Et elles gagnent à être partagées, découvertes. Et cela malgré nos colères, nos rancoeurs, nos désespoirs. Oui, les belles rencontres se font sur un quai de gare, une station, un arrêt. Il faut juste savoir poser son regard, ne pas attendre (ou si le petit moment qui fait que), être ouvert aux autres et briser les idées. 

 

Bertrand GUILLOT nous raconte tout cela. Ces anecdotes sur son quotidien d'homme métropolitain sont authentiques, savoureuses, violentes, rieuses, amoureuses. C'est d'une poésie absolue. Même les évocations les plus dures (traduction simultanée page 136) sont empruntes d'un humaniste rare, d'une beauté qui nous laissent sans voix (ou voie allez savoir...). Et pour vous dire la vérité, à peine fini, je me suis replongée dans "le métro est un sport collectif". Je me suis replongée parce que ce monde oui je le connais et oui je l'aime tel qu'il est.

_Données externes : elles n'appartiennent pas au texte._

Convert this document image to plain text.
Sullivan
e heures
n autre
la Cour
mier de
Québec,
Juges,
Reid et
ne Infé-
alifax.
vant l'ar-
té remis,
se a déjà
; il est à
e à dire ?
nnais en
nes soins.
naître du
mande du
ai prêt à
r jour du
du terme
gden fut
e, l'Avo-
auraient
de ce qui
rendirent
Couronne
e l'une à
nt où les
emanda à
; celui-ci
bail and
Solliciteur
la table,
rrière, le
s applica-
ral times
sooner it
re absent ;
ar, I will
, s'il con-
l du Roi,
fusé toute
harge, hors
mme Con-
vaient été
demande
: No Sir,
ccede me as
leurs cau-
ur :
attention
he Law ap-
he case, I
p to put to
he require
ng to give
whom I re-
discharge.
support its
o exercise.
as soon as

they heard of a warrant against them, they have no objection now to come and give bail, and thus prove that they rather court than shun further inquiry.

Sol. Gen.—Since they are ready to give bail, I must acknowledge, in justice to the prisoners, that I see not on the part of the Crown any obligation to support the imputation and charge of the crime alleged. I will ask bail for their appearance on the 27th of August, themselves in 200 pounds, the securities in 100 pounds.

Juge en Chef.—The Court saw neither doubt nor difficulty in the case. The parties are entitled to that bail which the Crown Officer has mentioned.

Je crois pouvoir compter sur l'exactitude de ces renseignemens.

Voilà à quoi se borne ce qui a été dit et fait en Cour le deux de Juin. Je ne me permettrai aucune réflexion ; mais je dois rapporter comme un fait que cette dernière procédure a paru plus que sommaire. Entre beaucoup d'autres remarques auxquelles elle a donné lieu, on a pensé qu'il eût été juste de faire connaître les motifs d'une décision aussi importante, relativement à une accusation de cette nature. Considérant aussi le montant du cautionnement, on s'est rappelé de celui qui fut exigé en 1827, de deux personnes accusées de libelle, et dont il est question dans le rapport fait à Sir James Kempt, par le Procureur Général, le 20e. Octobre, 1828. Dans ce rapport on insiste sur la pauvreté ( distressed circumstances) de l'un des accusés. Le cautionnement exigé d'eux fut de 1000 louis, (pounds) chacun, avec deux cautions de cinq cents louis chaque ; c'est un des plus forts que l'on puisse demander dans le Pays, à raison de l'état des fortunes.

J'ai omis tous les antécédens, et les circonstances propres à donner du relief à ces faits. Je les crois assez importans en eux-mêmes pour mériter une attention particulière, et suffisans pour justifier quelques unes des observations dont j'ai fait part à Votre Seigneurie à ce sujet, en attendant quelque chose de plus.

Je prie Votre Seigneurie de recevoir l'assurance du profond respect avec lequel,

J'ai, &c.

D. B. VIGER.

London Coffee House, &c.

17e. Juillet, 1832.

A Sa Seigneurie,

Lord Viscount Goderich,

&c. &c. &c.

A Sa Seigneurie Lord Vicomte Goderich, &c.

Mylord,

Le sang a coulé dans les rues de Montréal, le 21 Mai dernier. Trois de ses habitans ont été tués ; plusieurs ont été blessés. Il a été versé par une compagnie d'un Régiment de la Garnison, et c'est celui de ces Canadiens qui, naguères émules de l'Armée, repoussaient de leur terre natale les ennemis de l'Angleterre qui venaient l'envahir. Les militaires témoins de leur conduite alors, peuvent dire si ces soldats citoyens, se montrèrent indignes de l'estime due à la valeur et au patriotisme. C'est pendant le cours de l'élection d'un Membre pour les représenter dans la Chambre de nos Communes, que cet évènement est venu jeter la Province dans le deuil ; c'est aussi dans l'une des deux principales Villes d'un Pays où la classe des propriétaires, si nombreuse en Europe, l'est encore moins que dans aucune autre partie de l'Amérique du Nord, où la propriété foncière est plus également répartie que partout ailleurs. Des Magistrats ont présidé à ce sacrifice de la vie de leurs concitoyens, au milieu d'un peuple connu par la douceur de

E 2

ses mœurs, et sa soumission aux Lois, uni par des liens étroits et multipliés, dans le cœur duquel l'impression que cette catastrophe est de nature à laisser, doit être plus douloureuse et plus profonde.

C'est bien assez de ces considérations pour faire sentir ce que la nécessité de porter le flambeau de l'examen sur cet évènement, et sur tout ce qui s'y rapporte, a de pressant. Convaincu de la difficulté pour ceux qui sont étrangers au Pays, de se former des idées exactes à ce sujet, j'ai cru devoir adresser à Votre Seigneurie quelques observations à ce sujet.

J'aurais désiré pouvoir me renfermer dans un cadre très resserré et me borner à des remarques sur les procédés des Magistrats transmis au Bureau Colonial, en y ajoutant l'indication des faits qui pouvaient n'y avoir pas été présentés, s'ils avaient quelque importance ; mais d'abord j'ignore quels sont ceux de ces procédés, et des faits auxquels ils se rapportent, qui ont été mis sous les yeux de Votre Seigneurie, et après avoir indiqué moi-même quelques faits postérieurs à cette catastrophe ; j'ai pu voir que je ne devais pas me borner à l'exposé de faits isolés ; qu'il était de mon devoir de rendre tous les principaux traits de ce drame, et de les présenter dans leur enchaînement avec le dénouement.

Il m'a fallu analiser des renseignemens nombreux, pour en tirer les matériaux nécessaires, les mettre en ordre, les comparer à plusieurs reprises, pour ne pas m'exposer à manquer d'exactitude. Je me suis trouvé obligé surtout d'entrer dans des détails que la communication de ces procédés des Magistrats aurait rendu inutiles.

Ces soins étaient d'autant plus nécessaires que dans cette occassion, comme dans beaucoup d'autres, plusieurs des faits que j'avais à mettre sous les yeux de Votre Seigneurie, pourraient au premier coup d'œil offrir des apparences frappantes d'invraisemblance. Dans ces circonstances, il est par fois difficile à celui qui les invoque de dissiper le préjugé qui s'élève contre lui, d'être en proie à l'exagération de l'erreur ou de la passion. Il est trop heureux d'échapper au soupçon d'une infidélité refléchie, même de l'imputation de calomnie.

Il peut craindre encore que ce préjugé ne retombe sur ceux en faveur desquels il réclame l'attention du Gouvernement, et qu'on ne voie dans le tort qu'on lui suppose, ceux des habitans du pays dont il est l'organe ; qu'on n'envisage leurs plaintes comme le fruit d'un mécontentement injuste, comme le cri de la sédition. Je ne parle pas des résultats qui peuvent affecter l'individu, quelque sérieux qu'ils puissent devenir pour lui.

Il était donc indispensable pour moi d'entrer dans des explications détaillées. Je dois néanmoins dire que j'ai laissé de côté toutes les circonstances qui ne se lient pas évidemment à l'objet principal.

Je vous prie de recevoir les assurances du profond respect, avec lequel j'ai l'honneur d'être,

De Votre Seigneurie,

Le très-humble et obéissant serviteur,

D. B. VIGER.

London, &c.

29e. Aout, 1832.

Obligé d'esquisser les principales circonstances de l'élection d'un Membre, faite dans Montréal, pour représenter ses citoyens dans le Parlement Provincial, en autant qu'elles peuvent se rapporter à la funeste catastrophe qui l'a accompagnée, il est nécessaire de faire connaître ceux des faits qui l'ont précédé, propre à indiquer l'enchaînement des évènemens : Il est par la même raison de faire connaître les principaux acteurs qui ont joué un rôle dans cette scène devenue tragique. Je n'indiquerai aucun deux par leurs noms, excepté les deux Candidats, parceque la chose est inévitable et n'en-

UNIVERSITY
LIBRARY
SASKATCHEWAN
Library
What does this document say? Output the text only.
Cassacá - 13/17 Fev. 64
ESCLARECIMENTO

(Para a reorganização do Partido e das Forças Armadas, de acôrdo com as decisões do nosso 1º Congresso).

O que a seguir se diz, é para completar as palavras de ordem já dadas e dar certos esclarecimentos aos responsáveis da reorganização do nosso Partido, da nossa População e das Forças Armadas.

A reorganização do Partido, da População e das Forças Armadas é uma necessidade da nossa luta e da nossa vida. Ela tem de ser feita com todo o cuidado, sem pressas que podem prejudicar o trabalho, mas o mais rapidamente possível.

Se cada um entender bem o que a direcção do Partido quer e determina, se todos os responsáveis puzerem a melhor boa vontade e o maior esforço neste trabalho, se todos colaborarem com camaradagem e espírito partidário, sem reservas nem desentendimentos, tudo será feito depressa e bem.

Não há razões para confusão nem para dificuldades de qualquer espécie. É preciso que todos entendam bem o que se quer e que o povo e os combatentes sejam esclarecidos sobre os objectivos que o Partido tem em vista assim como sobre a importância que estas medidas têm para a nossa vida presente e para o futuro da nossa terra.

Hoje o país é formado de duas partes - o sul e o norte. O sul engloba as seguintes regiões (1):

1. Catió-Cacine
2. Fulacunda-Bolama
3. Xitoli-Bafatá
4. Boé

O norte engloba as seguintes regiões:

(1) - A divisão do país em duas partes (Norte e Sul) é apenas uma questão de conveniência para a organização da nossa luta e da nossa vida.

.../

Pour cela et pour les souvenirs déclenchés (les bons, les très bons comme les plus durs), pour toutes ces rencontres que j'ai connu, partagé, gardé au fond de moi... Merci merci merci Bertrand GUILLOT. Merci vous avez réussi à faire en sorte que la lueur ne s'éteigne pas. Et pour tous ceux qui sont encore sur ce quai de gare, cette station de métro, cette plate forme d'aérogare, pour tous ceux qui attendent une rame, un train, un bus ou n'importe quel autres transports en commun, précipitez vous et osez lire " le métro est un sport collectif" : c'est de l'amour en barre.

 

Et parce que cette chronique est une des plus belles : Excusez-moi de demander pardon

Un homme saurait répondre à cette dernière question. 

Un homme dont la vie et l'oeuvre dessinent, une bière à la main, un manuel de savoir-vivre et d'élégance à l'usage des jeunes gens de tous âges.

L'homme qui pourfent sans perdre son humour ceux qui claquent leur strapontin, ceux qui débarquent dans la rame avec leur sandwich grec et les béliers en colère qui foncent tête baissée vers les places assises ("généralement les béliers ont des femmes de cinquante à soixante ans, ou des petits messieurs au crâne dégarni"), l'homme qui peut écrire une page entière sur la petite dame qui, station Anvers, a un jour ouvert sa barquette japonaise riz et brochettes.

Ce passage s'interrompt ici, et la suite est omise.